Committed is centered upon the budding romantic relationship between Nate (Josh Cooke), a brilliant but phobic underachiever working in a used-record store, and Marni (Jennifer Finnigan), an occupational therapist with more than a few of her own quirks. He's obsessive-compulsive and certain of doom; she believes the sun always will shine tomorrow.

Nate, who comes across as part Paul Buchman (Paul Reiser) of Mad About You and part Adrian Monk (Tony Shalhoub) of USA's Monk, scares off one potential partner with this ice-breaker on their first meeting: "I love babies. They're so innocent. They have no idea they'll be dead one day."

On his first dinner date with Marni, he becomes obsessed with a man standing in front of an emergency exit and shares his dark vision of what's going to happen to them when fire sweeps through the restaurant.

Marni, meanwhile, recycles Diane Keaton's Annie Hall (from Woody Allen's film of the same name) over and over in a high-pitched, aren't-I-precious, little girl's voice. When her dry cleaner, an elderly Russian immigrant, remarks that he met his wife "during a pogrom - as Cossacks torched the village," she replies, "Well, it's a lot harder now [to meet someone]. Seriously, Ivor, you have no idea how many strange guys there are out there."

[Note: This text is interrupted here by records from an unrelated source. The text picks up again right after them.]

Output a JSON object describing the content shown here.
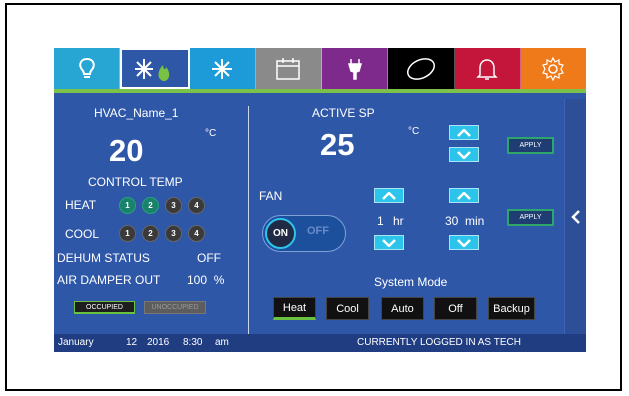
{
  "tabs": [
    {
      "icon": "lightbulb-icon",
      "color": "#27a6d3"
    },
    {
      "icon": "heat-cool-icon",
      "color": "#2f57a8"
    },
    {
      "icon": "snowflake-icon",
      "color": "#1d9bd8"
    },
    {
      "icon": "calendar-icon",
      "color": "#8a8a8a"
    },
    {
      "icon": "plug-icon",
      "color": "#7e2a8c"
    },
    {
      "icon": "ellipse-icon",
      "color": "#000000"
    },
    {
      "icon": "bell-icon",
      "color": "#c4153a"
    },
    {
      "icon": "gear-icon",
      "color": "#ee7a1a"
    }
  ],
  "left": {
    "hvac_name": "HVAC_Name_1",
    "temp_value": "20",
    "temp_unit": "°C",
    "control_temp_label": "CONTROL TEMP",
    "heat_label": "HEAT",
    "heat_stages": [
      "1",
      "2",
      "3",
      "4"
    ],
    "cool_label": "COOL",
    "cool_stages": [
      "1",
      "2",
      "3",
      "4"
    ],
    "dehum_label": "DEHUM STATUS",
    "dehum_value": "OFF",
    "damper_label": "AIR DAMPER OUT",
    "damper_value": "100  %",
    "occupied_label": "OCCUPIED",
    "unoccupied_label": "UNOCCUPIED"
  },
  "right": {
    "active_sp_label": "ACTIVE SP",
    "sp_value": "25",
    "sp_unit": "°C",
    "apply_label": "APPLY",
    "fan_label": "FAN",
    "fan_on": "ON",
    "fan_off": "OFF",
    "hours_value": "1",
    "hours_unit": "hr",
    "minutes_value": "30",
    "minutes_unit": "min",
    "system_mode_label": "System Mode",
    "modes": [
      "Heat",
      "Cool",
      "Auto",
      "Off",
      "Backup"
    ],
    "active_mode": "Heat"
  },
  "status": {
    "date_month": "January",
    "date_day": "12",
    "date_year": "2016",
    "time": "8:30",
    "ampm": "am",
    "login_text": "CURRENTLY LOGGED IN AS TECH"
  },
  "side_arrow": "chevron-left-icon"
}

Ten minutes into the pilot, the two characters start to feel overwrought both in the writing and performance. Nate's comment on babies and innocence would likely have left some viewers laughing if he had stopped after delivering the punch line. But the script then has him covering his eyes with his hands and saying "peek-a-boo, peek-a-boo" to an imaginary baby.

It is hard to say which is worse, the peek-a-boo dialogue and direction Cooke is given, or his lame delivery. But what's painfully clear is that less really would have made this so much more appealing a moment - and a sitcom.

Ditto for Marni giggling as she gives herself permission to order a drink at dinner by saying, "I keep forgetting, I'm off the medication now."

Nowhere is the strain of the producers trying to be off-beat funny felt more acutely than in their use of a supporting character identified in the pilot as a "dying clown." The character (Tom Poston), who lives in Marni's closet (as a condition of her sublet lease) has one line: "I think it's a little weird." He shouldn't have to say it.

Some of the best moments in the three episodes made available for screening belong to RonReaco Lee as Todd, a friend of Marni's who uses a wheelchair and who develops an intensely passive-aggressive relationship with Nate.

"Oh, I see you don't have wheelchair access. It's cool. It's cool. No worries. No worries. I'll just wait out here," he yells to Nate from the sidewalk outside the record store as it starts to storm. He asks if someone in the store would be kind enough to call out the names of some of the records available to him - were he able to get into the store and out of the deluge.

At such moments, one thinks that maybe Todd is one of the two young, neurotic New Yorkers who should have been at the center of Committed.


When: Tonight at 9:30

Where: WBAL (Channel 11)

In brief: NBC strains to rework the young, neurotic, New York sitcom formula.